SB2025051510 - Multiple vulnerabilities in One Time Password module for Drupal
Published: May 15, 2025
Breakdown by Severity
- Low
- Medium
- High
- Critical
Description
This security bulletin contains information about 3 vulnerabilities.
1) Improper access control (CVE-ID: CVE-2025-48010)
CWE-ID: CWE-284 - Improper Access Control
CVSSv4: CVSS:4.0/AV:N/AC:L/AT:P/PR:N/UI:N/VC:L/VI:L/VA:N/SC:N/SI:N/SA:N/E:U/U:Green
The vulnerability allows a remote attacker to gain unauthorized access to otherwise restricted functionality.
The vulnerability exists due to the affected module does not sufficiently prevent one time login links from bypassing TFA. A remote attacker can bypass implemented security restrictions and gain unauthorized access to the application.
2) Improper access control (CVE-ID: CVE-2025-48012)
CWE-ID: CWE-284 - Improper Access Control
CVSSv4: CVSS:4.0/AV:N/AC:L/AT:P/PR:N/UI:N/VC:L/VI:L/VA:N/SC:N/SI:N/SA:N/E:U/U:Green
The vulnerability allows a remote attacker to gain unauthorized access to otherwise restricted functionality.
The vulnerability exists due to the affected module does not sufficiently prevent the same TFA token within a 30 second window. A remote attacker can bypass implemented security restrictions and gain unauthorized access to the application.

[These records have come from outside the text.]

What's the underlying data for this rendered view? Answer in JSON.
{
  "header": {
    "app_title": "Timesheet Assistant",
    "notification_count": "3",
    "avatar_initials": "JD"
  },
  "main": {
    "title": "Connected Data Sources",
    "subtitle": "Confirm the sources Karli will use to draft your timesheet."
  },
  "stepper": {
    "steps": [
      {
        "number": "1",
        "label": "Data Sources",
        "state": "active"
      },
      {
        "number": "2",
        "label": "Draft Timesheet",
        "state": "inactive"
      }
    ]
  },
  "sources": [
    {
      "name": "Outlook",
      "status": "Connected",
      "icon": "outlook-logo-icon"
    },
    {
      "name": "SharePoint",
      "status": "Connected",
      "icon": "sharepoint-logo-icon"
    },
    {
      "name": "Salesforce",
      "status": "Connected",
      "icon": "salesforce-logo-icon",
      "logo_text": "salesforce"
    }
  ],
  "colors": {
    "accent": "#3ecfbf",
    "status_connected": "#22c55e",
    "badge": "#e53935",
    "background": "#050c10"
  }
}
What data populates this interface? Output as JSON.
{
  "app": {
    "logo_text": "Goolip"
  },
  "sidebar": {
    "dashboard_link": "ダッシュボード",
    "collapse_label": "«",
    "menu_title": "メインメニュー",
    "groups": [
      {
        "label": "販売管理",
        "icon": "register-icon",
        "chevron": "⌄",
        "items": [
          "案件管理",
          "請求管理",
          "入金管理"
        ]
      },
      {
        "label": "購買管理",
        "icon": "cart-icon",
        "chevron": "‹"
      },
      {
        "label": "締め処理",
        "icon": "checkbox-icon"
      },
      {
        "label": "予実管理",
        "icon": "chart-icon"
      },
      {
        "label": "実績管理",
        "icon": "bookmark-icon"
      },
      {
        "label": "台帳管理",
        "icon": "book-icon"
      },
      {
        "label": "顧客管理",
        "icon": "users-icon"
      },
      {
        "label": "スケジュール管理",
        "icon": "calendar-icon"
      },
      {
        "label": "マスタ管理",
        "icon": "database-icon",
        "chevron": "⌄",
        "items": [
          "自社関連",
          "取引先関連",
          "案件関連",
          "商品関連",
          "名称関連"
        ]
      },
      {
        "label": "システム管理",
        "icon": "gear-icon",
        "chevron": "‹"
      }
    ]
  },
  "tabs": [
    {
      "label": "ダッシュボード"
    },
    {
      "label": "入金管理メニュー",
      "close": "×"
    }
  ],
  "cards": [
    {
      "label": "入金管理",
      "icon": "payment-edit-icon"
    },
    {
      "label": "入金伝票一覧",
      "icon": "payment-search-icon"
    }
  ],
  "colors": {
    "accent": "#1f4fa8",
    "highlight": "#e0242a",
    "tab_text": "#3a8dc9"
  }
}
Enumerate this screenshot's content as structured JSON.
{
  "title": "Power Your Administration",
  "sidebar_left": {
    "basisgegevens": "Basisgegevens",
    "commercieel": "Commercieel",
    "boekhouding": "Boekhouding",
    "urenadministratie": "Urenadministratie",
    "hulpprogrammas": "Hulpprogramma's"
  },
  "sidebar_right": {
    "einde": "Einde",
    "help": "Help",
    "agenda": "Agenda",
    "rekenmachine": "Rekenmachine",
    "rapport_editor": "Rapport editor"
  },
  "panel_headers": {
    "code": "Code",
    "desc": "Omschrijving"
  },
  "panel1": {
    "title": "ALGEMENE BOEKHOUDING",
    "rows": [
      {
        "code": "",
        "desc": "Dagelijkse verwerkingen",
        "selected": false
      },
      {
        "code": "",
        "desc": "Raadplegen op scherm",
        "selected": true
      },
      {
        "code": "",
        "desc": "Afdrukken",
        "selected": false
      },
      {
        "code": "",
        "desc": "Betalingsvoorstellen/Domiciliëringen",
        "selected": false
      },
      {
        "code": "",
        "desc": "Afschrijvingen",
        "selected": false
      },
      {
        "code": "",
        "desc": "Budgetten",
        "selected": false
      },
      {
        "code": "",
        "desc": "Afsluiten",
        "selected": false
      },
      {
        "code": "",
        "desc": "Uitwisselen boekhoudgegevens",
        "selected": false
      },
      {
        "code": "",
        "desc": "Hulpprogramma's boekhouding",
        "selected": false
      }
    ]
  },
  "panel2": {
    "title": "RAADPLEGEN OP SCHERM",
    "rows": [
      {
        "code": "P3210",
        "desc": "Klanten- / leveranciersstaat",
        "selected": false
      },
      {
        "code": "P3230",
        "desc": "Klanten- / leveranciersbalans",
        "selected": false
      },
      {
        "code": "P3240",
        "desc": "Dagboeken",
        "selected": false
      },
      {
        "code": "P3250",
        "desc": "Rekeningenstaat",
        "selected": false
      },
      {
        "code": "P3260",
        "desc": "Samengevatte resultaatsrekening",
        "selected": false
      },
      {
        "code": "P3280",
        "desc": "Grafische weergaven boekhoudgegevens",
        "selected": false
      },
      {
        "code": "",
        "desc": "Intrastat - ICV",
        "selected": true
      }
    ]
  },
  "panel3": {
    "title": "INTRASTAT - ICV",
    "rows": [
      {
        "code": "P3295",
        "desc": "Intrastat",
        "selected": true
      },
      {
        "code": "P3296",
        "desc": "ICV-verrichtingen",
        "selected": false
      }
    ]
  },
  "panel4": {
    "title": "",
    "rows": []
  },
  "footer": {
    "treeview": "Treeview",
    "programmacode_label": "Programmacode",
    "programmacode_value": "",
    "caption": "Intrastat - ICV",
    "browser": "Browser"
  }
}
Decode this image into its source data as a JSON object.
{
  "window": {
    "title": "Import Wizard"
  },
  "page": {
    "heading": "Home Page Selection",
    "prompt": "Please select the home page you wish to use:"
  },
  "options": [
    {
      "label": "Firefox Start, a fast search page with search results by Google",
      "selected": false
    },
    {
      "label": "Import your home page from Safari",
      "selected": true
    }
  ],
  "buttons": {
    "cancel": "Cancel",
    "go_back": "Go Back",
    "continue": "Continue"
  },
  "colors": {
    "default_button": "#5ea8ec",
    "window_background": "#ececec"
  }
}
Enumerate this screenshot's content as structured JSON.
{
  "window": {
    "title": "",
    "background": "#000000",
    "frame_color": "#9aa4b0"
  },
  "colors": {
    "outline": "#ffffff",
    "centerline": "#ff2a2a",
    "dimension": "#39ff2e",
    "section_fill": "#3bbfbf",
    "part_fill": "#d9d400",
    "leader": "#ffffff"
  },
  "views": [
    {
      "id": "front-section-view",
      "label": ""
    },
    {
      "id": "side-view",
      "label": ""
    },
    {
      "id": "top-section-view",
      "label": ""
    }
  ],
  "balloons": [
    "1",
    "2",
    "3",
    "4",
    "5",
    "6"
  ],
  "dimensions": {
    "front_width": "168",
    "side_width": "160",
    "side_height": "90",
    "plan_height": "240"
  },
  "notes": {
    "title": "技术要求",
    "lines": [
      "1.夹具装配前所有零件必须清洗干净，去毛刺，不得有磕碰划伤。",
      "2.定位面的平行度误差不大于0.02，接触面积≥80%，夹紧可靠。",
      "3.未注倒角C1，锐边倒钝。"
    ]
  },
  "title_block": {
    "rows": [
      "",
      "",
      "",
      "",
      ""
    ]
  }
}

3) Improper access control (CVE-ID: CVE-2025-48011)
CWE-ID: CWE-284 - Improper Access Control
CVSSv4: CVSS:4.0/AV:N/AC:L/AT:P/PR:N/UI:N/VC:L/VI:L/VA:N/SC:N/SI:N/SA:N/E:U/U:Green
The vulnerability allows a remote attacker to gain unauthorized access to otherwise restricted functionality.
The vulnerability exists due to the affected module does not sufficiently prevent TFA from being bypassed when using the REST login routes. A remote attacker can bypass implemented security restrictions and gain unauthorized access to the application.
Remediation
Install update from vendor's website.